Em 1959, o cartunista belga Jean-Michel Charlier e os artistas franceses René Goscinny e Albert Uderzo criaram revista Pilote. Asterix, de Goscinny e Uderzo, e outras séries passaram daí para sucesso internacional

Vários artistas, como Claire Bretecher, Gotlib, Nikita Mandryka e outros fundaram periódicos, incluindo L'echo des savanes (1972), Metal hurlant (1975) e À suivre (1977).

Alguns quadrinhos voltados para adultos entraram em conflito com uma lei francesa de 1949 que regulamenta publicações juvenis, incluindo quadrinhos, que foi aprovada com o apoio combinado de católicos e comunistas. Pela lei, publicações de quadrinhos foram sancionadas por retratar nudez e violência, por exemplo.

Miller (2007: 26–27, 35–41) observa que as principais tendências nos quadrinhos na década de 1970 foram ficção científica e sátira social, e, na década de 1980, ficção histórica e fantasia heróica.

Prof. Dr. Gazy Andraus

Quadrinhos franceses e belgas - Parte 1


O capítulo intitulado French and Belgian Comics, de autoria de Mark McKinney, do livro The Routledge Companion to Comics, organizado por Frank Bramlett, Roy T Cook, and Aaron Meskin (New York: Routledge, 2017, p. 53 a 61) foi objeto de discussão no Colóquio Científico Virtual do Observatório de Histórias em Quadrinhos, realizado em 10 de novembro de 2023.

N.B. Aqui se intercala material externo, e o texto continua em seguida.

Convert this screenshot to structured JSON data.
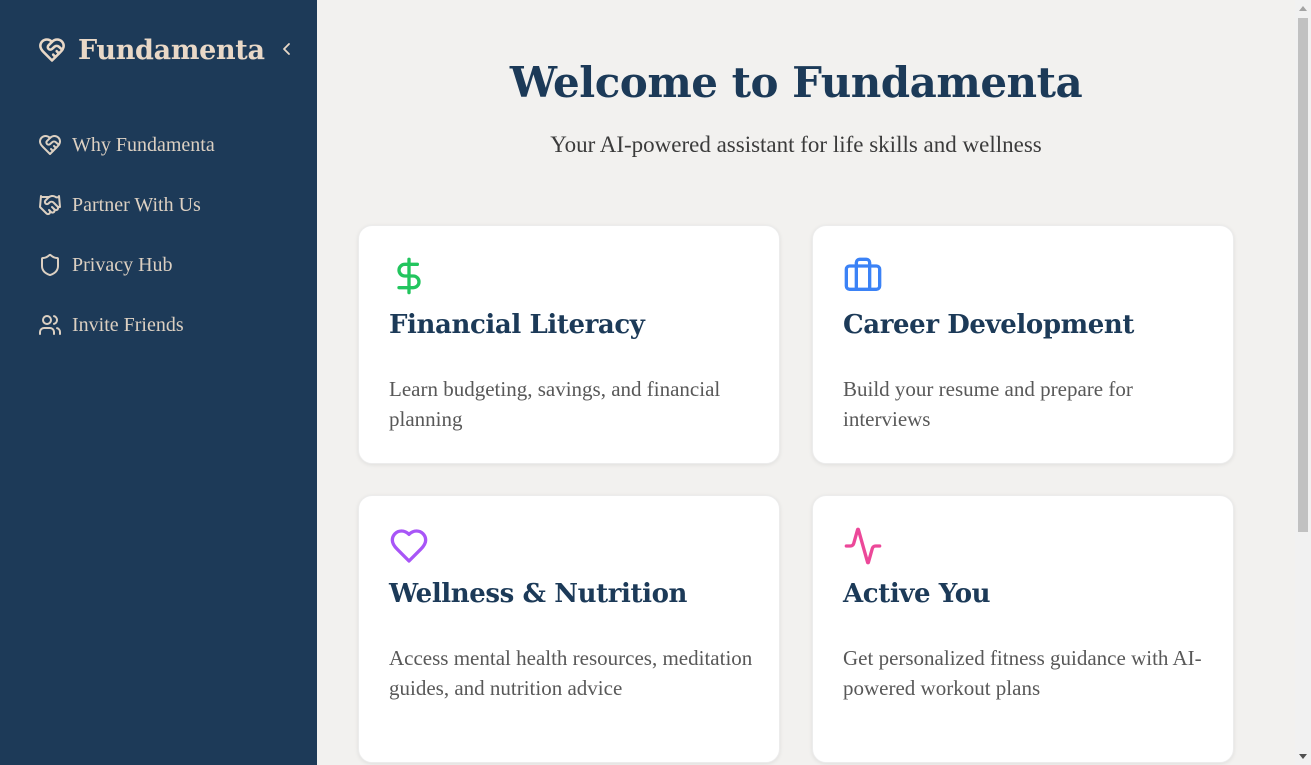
{
  "sidebar": {
    "brand": "Fundamenta",
    "items": [
      {
        "label": "Why Fundamenta",
        "icon": "heart-handshake-icon"
      },
      {
        "label": "Partner With Us",
        "icon": "handshake-icon"
      },
      {
        "label": "Privacy Hub",
        "icon": "shield-icon"
      },
      {
        "label": "Invite Friends",
        "icon": "users-icon"
      }
    ]
  },
  "main": {
    "title": "Welcome to Fundamenta",
    "subtitle": "Your AI-powered assistant for life skills and wellness",
    "cards": [
      {
        "title": "Financial Literacy",
        "description": "Learn budgeting, savings, and financial planning",
        "icon": "dollar-icon",
        "color": "#22c55e"
      },
      {
        "title": "Career Development",
        "description": "Build your resume and prepare for interviews",
        "icon": "briefcase-icon",
        "color": "#3b82f6"
      },
      {
        "title": "Wellness & Nutrition",
        "description": "Access mental health resources, meditation guides, and nutrition advice",
        "icon": "heart-icon",
        "color": "#a855f7"
      },
      {
        "title": "Active You",
        "description": "Get personalized fitness guidance with AI-powered workout plans",
        "icon": "activity-icon",
        "color": "#ec4899"
      }
    ]
  },
  "colors": {
    "sidebar_bg": "#1d3a58",
    "brand_text": "#e9d8c7",
    "heading": "#1c3a58"
  }
}
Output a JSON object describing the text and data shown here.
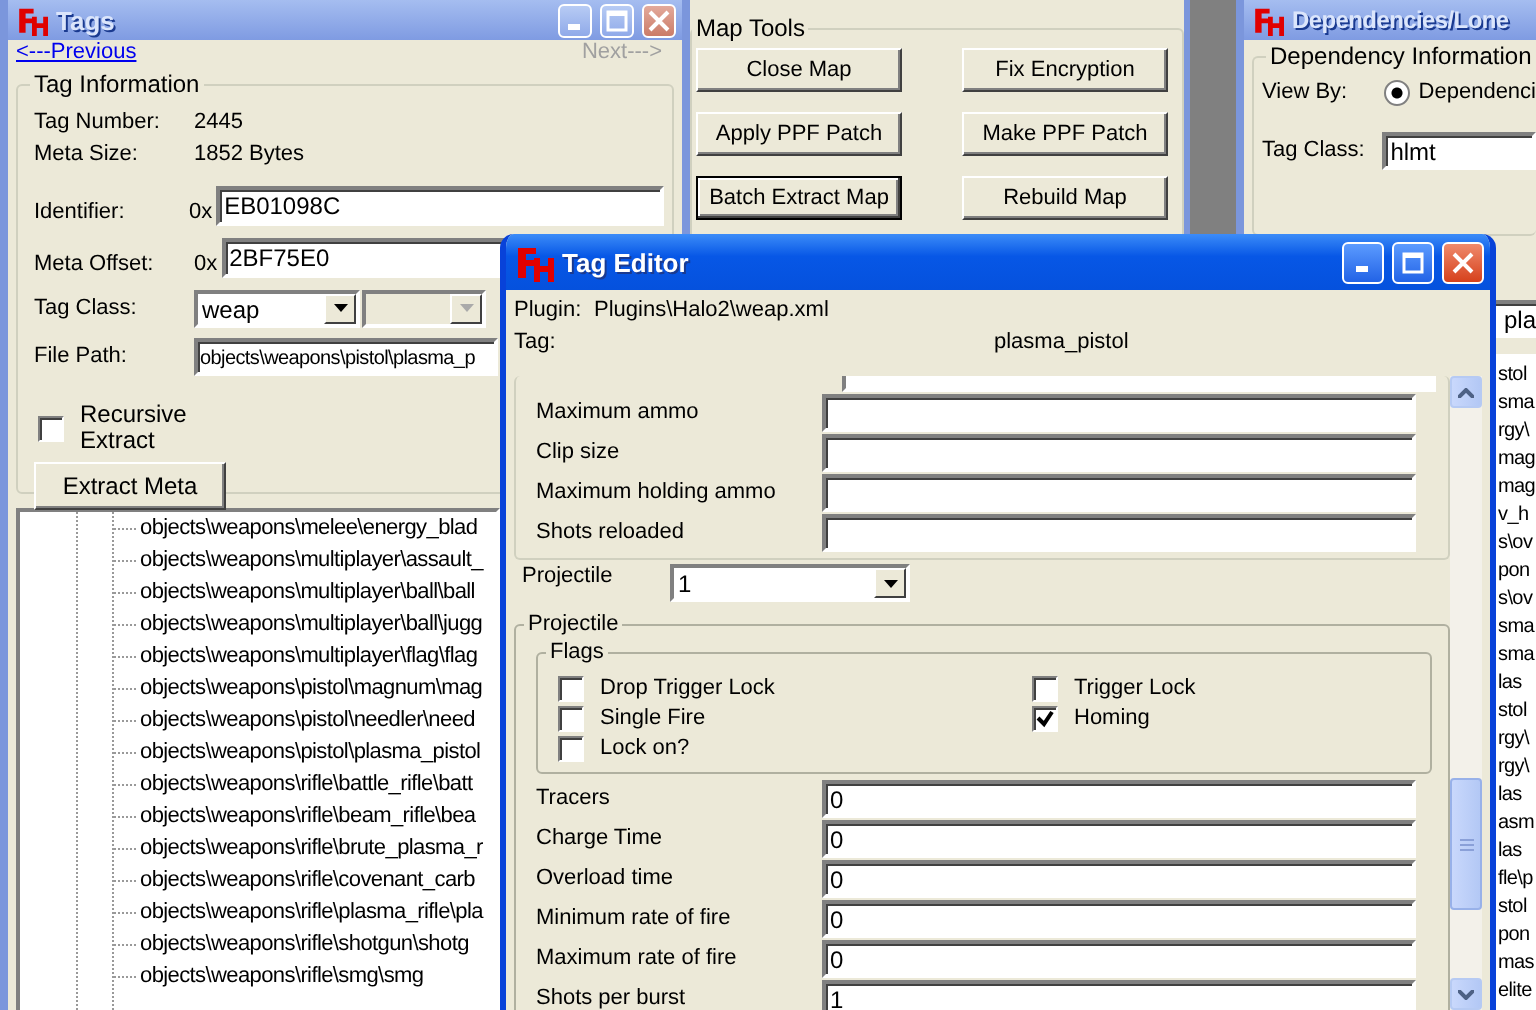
{
  "tags_window": {
    "title": "Tags",
    "active": false,
    "previous_link": {
      "label": "<---Previous",
      "disabled": false
    },
    "next_link": {
      "label": "Next--->",
      "disabled": true
    },
    "group_title": "Tag Information",
    "info": [
      {
        "label": "Tag Number:",
        "value": "2445"
      },
      {
        "label": "Meta Size:",
        "value": "1852 Bytes"
      }
    ],
    "hex_fields": [
      {
        "label": "Identifier:",
        "prefix": "0x",
        "value": "EB01098C"
      },
      {
        "label": "Meta Offset:",
        "prefix": "0x",
        "value": "2BF75E0"
      }
    ],
    "tag_class": {
      "label": "Tag Class:",
      "value": "weap"
    },
    "file_path": {
      "label": "File Path:",
      "value": "objects\\weapons\\pistol\\plasma_p"
    },
    "recursive_extract": {
      "label": "Recursive Extract",
      "checked": false
    },
    "extract_button": "Extract Meta",
    "tree_items": [
      "objects\\weapons\\melee\\energy_blad",
      "objects\\weapons\\multiplayer\\assault_",
      "objects\\weapons\\multiplayer\\ball\\ball",
      "objects\\weapons\\multiplayer\\ball\\jugg",
      "objects\\weapons\\multiplayer\\flag\\flag",
      "objects\\weapons\\pistol\\magnum\\mag",
      "objects\\weapons\\pistol\\needler\\need",
      "objects\\weapons\\pistol\\plasma_pistol",
      "objects\\weapons\\rifle\\battle_rifle\\batt",
      "objects\\weapons\\rifle\\beam_rifle\\bea",
      "objects\\weapons\\rifle\\brute_plasma_r",
      "objects\\weapons\\rifle\\covenant_carb",
      "objects\\weapons\\rifle\\plasma_rifle\\pla",
      "objects\\weapons\\rifle\\shotgun\\shotg",
      "objects\\weapons\\rifle\\smg\\smg"
    ]
  },
  "map_tools": {
    "group_title": "Map Tools",
    "buttons": [
      {
        "label": "Close Map",
        "focused": false
      },
      {
        "label": "Fix Encryption",
        "focused": false
      },
      {
        "label": "Apply PPF Patch",
        "focused": false
      },
      {
        "label": "Make PPF Patch",
        "focused": false
      },
      {
        "label": "Batch Extract Map",
        "focused": true
      },
      {
        "label": "Rebuild Map",
        "focused": false
      }
    ]
  },
  "dependencies_window": {
    "title": "Dependencies/Lone",
    "active": false,
    "group_title": "Dependency Information",
    "view_by": {
      "label": "View By:",
      "options": [
        {
          "label": "Dependenci",
          "selected": true
        }
      ]
    },
    "tag_class": {
      "label": "Tag Class:",
      "value": "hlmt"
    },
    "name_field": "pla",
    "list_items": [
      "stol",
      "sma",
      "rgy\\",
      "mag",
      "mag",
      "v_h",
      "s\\ov",
      "pon",
      "s\\ov",
      "sma",
      "sma",
      "las",
      "stol",
      "rgy\\",
      "rgy\\",
      "las",
      "asm",
      "las",
      "fle\\p",
      "stol",
      "pon",
      "mas",
      "elite"
    ]
  },
  "tag_editor": {
    "title": "Tag Editor",
    "active": true,
    "plugin": {
      "label": "Plugin:",
      "value": "Plugins\\Halo2\\weap.xml"
    },
    "tag": {
      "label": "Tag:",
      "value": "plasma_pistol"
    },
    "top_fields": [
      {
        "label": "Maximum ammo"
      },
      {
        "label": "Clip size"
      },
      {
        "label": "Maximum holding ammo"
      },
      {
        "label": "Shots reloaded"
      }
    ],
    "projectile_select": {
      "label": "Projectile",
      "value": "1"
    },
    "projectile_group": "Projectile",
    "flags_group": "Flags",
    "flags": [
      {
        "label": "Drop Trigger Lock",
        "checked": false
      },
      {
        "label": "Trigger Lock",
        "checked": false
      },
      {
        "label": "Single Fire",
        "checked": false
      },
      {
        "label": "Homing",
        "checked": true
      },
      {
        "label": "Lock on?",
        "checked": false
      }
    ],
    "fields": [
      {
        "label": "Tracers",
        "value": "0"
      },
      {
        "label": "Charge Time",
        "value": "0"
      },
      {
        "label": "Overload time",
        "value": "0"
      },
      {
        "label": "Minimum rate of fire",
        "value": "0"
      },
      {
        "label": "Maximum rate of fire",
        "value": "0"
      },
      {
        "label": "Shots per burst",
        "value": "1"
      }
    ]
  }
}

A apresentação do capítulo e coordenação da discussão foram realizadas por Gazy Andraus.



a - Origens suíças para quadrinhos franceses e belgas

Em 1996, dois grupos de especialistas apresentaram definições concorrentes de quadrinhos. Um deles, associado ao Centre Belge de la Bande Dessinée (CBBD) em Bruxelas, celebrou o centenário dos quadrinhos, inventados, segundo eles, quando o americano Richard Felton Outcault (1863–1928) introduziu balões de fala em seus quadrinhos Hogan's Alley ou Yellow Kid em 1896; o outro, incluindo Thierry Groensteen, associado ao Centro Nacional de Quadrinhos da França em Angoulême, argumentou, contrariamente que os quadrinhos foram inventados por Rodolphe Topffer (1799-1846), um cartunista suíço falecido 150 anos antes.

Topffer litografou e publicou suas próprias histórias em quadrinhos, a mais curta das quais tinha 52 páginas, em pequenas tiragens. Outcault, junto com outros cartunistas americanos de sua época, criou histórias em quadrinhos e páginas para produção em massa, jornais de grande tiragem, controlados por magnatas poderosos da imprensa. Com Topffer, os quadrinhos assumem a forma de um livro de artista, enquanto os dos cartunistas americanos são um meio de comunicação de massa.

Alguns estudiosos de quadrinhos argumentam que os quadrinhos de Topffer são de fato fundamentais para o futuro desenvolvimento de quadrinhos na Europa Ocidental e além. Vários cartunistas foram inspirados por Topffer

b - Influências transnacionais no balão de fala e publicações standards (broadsheets)

Pesquisa feita por especialistas de quadrinhos sobre as primeiras aparições de balões de fala nos quadrinhos franceses no final do século XIX e início do século XX têm rendido muitos exemplos, incluindo Sam et Sap [Sam e Sap] de Candide, obra colonialista com um grotesco caráter africano negro devendo muito ao menestrel (minstrelsy) e talvez inspirado em parte por Buster Brown.

Esse quadrinho e vários outros franceses do início do século XX são prova da influência de quadrinhos americanos com balões de fala, inclusive os publicados na edição parisiense do New York Herald. Estes últimos incluem Buster Brown, Little Nemo in Slumberland e Little Sammy Sneeze, de Winsor McCay, também rapidamente publicados como livros em tradução francesa. O intercâmbio entre os dois países era uma via de mão dupla na criação de quadrinhos.